The question Geerling doesn’t ask: can a Lone Wolf deliberately design processes that create the adversarial friction they’re no longer getting from teams? That’s what good PR review, QA checklists, and red-team prompting actually are. Synthetic curmudgeons.
A Quote from Matt Webb
Short item. Webb describes autonomous agent work as grinding problems into dust. Not as a compliment.
The insight is architectural: the leverage isn’t the agent, it’s the substrate the agent operates on. A system with bad interfaces forces every iteration to re-solve the same problems from scratch. Autonomous work can ship overnight, but if the scaffolding has bad seams, you’re generating expensive restarts, not cumulative progress. Autonomous sessions that can’t build on prior sessions are just restarts with extra steps.
Post to X“Agents grind problems into dust”
Clankers with Claws
DHH ran an AI agent cold — no MCPs installed, no pre-configured tools — against a real task. It worked. He noted the token cost but didn’t declare failure. The thing worth registering: the agent navigated human UI affordances without any structured API layer.
The implication isn’t “throw out MCPs.” It’s that MCPs are a performance optimization masquerading as an architectural requirement. The fallback isn’t failure — it’s success at higher cost. That’s a resilience property most agent infrastructure designs don’t account for.
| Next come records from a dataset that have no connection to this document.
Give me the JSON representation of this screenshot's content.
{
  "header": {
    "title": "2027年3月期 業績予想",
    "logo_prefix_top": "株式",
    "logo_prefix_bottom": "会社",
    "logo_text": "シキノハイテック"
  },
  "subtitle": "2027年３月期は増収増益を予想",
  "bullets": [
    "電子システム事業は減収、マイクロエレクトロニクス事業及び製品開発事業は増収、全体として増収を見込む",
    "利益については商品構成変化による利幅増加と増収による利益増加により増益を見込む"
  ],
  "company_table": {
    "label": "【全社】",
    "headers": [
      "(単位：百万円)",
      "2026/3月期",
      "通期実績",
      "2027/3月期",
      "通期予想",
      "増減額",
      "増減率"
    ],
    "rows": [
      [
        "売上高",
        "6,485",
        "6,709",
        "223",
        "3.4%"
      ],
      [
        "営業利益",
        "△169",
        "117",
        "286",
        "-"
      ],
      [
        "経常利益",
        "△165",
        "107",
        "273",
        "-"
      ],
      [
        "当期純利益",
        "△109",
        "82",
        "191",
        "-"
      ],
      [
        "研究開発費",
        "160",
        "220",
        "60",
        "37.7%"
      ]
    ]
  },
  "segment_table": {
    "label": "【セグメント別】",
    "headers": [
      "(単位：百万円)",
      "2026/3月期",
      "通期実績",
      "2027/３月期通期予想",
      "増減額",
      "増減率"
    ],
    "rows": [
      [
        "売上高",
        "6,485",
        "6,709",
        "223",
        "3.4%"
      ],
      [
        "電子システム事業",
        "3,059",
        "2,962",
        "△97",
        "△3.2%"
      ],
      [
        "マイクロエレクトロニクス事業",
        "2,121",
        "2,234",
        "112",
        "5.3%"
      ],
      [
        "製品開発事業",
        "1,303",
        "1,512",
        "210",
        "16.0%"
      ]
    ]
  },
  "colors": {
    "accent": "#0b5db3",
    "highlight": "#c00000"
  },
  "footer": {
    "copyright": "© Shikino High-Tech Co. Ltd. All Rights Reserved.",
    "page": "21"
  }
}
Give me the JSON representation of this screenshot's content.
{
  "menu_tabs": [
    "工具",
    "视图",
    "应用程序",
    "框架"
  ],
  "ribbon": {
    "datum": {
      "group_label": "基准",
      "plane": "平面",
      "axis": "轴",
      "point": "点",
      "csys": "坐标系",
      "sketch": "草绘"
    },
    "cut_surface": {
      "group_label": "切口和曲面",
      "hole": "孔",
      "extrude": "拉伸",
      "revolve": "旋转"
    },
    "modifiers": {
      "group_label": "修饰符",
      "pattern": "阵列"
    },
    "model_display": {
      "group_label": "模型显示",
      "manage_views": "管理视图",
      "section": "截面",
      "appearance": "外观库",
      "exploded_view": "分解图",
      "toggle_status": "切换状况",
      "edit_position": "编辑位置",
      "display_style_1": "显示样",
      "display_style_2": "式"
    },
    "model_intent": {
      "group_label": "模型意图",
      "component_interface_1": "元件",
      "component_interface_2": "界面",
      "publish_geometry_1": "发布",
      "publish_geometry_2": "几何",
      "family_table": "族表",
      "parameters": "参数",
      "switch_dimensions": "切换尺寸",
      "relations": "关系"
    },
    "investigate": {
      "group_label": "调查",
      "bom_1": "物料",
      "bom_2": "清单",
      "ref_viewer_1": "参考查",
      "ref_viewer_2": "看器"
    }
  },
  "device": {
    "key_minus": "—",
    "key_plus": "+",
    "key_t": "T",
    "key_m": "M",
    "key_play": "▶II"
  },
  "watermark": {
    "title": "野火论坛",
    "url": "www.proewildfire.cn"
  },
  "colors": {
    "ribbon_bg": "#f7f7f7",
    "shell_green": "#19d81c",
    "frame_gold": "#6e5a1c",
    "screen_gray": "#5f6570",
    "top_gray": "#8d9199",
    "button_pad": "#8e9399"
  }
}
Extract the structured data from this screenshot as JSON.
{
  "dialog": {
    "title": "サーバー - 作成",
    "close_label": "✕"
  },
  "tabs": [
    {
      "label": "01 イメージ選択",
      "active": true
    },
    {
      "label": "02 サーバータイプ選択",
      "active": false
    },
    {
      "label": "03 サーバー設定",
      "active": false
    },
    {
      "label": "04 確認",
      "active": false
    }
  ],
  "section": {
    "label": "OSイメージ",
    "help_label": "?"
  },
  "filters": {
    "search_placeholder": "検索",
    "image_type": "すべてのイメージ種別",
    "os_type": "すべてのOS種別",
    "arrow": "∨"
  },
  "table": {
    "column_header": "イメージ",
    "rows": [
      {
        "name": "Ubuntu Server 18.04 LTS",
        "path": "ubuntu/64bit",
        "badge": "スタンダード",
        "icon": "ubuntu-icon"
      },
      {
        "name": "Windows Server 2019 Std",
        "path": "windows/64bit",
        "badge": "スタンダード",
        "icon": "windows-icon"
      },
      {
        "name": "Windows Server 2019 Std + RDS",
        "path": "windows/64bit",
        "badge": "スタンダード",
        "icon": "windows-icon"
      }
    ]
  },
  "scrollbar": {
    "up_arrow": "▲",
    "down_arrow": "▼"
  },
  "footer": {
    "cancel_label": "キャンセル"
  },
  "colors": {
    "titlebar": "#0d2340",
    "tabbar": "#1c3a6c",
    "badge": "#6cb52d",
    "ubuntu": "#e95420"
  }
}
Human affordances as a reliable fallback shifts the design question from “what breaks without MCPs” to “what’s the cost delta.”
Worth noting: before giving the agent any real access, DHH sandboxed it on a separate VM. Human UI as fallback is fine. Human UI as the only safeguard is not.
Ollama Is Now Powered by MLX on Apple Silicon
Ollama shipped MLX-native execution on Apple Silicon. The raw throughput numbers aren’t the story. The story is cross-conversation cache reuse.
A shared system prompt — the kind coding agents inject on every invocation — currently gets re-prefilled from scratch on every context switch. With intelligent checkpoints, that cost disappears. The benefit accrues even for users who aren’t paying per-token, which changes the economics of agentic sessions locally in a way throughput numbers don’t capture.
The NVFP4 adoption signals something broader: cloud inference optimization and local hardware are converging, not diverging. Sufficient unified memory turns a local machine into a serious inference node. The gap between local and API inference is closing faster than the prevailing narrative assumes.
One more thing: swyx’s Swipe Files Strategy makes a point worth holding: curation compounds differently than content creation. A new post decays. A growing collection of ranked examples gets more valuable as it grows. The Tap is already a curation engine. The question is what the outward-facing layer looks like when it’s not just a private reading list.